Борис Акунин


О жизни и смерти весёлого человека - Александра Абрамовича Виленкина 



Впервые я наткнулся на это имя, читая воспоминания Сергея Волконского (бывшего директора императорских театров) о революционных годах:

«Один случай мне рассказывали. Был в Москве приговорён к расстрелу некто Виленкин. В то время расстреливали в Петровском парке. Когда его поставили, тот, кто командовал расстрелом, вдруг узнаёт в нём своего бывшего товарища. Он подходит к нему проститься и говорит:

— Уж ты, Саша, извини их, если они не сразу тебя убьют: они сегодня в первый раз расстреливают.

— Ну, прости и ты меня, если я не сразу упаду: меня тоже сегодня в первый раз расстреливают...»

Дорогого стоит, когда человек не теряет юмора перед расстрельным взводом, подумал я тогда и наверняка забыл бы не слишком приметную фамилию, если бы по случайности вскоре не наткнулся на нее опять в мемуарах гусара Владимира Литтауэра. Тот влюбленно пишет о солдате своего полка Виленкине, «романтике и поэте», который сочинял веселые стихи и отличался невероятной храбростью — получил семь из восьми возможных наград, причем от восьмой несколько раз отказывался, чтобы не слишком выделяться.

Литтауэр, сам бравый офицер, с восхищением рассказывает, как весельчак, получив рану, начал немедленно сочинять стишок про это героическое событие, или как под ураганным огнем, когда все ждали смерти, Виленкин предложил полковнику шоколадку и был послан к черту.


Тут я заинтересовался этим шутником всерьез. Оказалось, что человек он довольно известный: его поминают Роман Гуль, Ходасевич, Солженицын — и все самым приязненным образом. (В «Википедии», кто заинтересуется, есть отсылки на две хорошие и подробные биографические статьи).


Знакомьтесь: нестандартный гусар Александр Абрамович Виленкин.


Нижний чин гусарского полка


Почему нестандартный — понятно, да? Еврей, и вдруг гусар. Чуднó.

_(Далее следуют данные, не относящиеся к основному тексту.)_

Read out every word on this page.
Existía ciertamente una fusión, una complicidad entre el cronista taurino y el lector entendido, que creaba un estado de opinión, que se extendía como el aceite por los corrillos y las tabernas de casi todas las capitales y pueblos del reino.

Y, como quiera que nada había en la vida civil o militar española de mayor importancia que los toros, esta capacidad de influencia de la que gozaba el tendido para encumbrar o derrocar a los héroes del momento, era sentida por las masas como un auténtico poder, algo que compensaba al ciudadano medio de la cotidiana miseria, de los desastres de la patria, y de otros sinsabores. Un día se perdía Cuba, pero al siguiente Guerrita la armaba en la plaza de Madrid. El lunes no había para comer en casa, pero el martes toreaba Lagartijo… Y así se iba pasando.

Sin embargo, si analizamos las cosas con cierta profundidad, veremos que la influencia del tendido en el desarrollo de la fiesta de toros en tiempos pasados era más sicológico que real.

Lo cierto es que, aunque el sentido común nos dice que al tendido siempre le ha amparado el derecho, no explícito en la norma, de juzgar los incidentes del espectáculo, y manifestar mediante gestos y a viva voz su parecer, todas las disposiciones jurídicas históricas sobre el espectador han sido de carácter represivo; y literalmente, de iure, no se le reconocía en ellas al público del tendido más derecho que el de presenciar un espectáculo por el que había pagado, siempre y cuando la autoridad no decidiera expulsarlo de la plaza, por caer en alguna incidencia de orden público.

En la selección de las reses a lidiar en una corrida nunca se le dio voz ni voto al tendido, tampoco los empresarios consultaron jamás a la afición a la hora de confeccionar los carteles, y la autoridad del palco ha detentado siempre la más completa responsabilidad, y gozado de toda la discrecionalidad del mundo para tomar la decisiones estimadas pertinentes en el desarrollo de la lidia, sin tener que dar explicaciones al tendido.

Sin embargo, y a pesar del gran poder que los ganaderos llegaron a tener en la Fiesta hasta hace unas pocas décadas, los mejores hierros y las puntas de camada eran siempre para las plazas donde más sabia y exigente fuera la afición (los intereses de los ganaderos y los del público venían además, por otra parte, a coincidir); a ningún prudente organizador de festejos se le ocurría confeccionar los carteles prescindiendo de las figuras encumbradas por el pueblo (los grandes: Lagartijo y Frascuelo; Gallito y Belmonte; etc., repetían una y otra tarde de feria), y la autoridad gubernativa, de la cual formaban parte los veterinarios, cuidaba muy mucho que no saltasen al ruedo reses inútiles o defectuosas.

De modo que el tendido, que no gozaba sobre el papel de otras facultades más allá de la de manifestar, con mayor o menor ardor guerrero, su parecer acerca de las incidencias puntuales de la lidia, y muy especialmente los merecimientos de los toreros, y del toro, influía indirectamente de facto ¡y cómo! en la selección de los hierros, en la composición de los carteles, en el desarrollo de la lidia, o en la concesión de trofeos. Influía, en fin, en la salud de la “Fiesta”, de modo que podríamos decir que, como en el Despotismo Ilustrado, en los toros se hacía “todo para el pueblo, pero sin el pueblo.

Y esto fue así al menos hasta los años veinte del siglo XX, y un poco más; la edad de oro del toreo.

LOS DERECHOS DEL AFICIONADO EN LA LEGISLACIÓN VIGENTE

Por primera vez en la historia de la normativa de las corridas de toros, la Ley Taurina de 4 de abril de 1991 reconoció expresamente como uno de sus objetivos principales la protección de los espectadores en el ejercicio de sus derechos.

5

С чего вдруг иудея, студента-белоподкладочника, сына купца первой гильдии, понесло в кавалеристы, совершенно непонятно. Семья была богатая, интеллигентная. Александр закончил с медалью (по тем временам большая редкость для еврея) знаменитую Царскосельскую гимназию, классным наставником у него был замечательный поэт Иннокентий Анненский. А потом, уйдя из Петербургского университета, зачем-то поступил вольноопределяющимся в Сумский гусарский полк.


Вначале не знал, с какой стороны к лошади подходят, но потом освоил все кавалерийские премудрости и стал любимцем полка. Ставил смешные спектакли, однополчане распевали сочиненные им песенки. Офицерского звания не выслужил — для этого требовалось сначала креститься. Виленкин был нерелигиозен, но менять вероисповедание не пожелал.


Всякий человек русского воспитания, но еврейской крови оказывался тогда перед серьезным искушением: прими христианство, и все двери перед тобой откроются. Но чувство собственного достоинства мешало пойти на сделку с совестью. Уверовал — тогда да, а просто так, на холодную голову, стыдно. Старший брат Александра, крупный дипломат, повел себя точно так же: редкий случай, когда чиновник получил генеральский чин, дававший права потомственного дворянства, но дворянином так и не стал по причине «неправильной» веры.


Отслужив в кавалерии, Александр окончил юридический факультет и стал адвокатом. Участвовал во многих политических процессах, считался блестящим судебным оратором. Правда, репутации серьезного юриста несколько мешали слишком живой нрав и чрезмерное увлечение модой — Виленкин слыл первым московским щеголем.


Война застала его в столице дендизма, Лондоне, где Александр вполне мог бы спокойно досидеть до конца войны, но уже через три недели он на фронте, в прежнем полку, связь с которым не терял все минувшие годы. Несколько раз был ранен, заслужил полный «георгиевский бант», но так и оставался унтер-офицером. Лишь после Февральской революции, отменившей дискриминацию, Виленкин получил первую звездочку, а к осени имел уже четыре.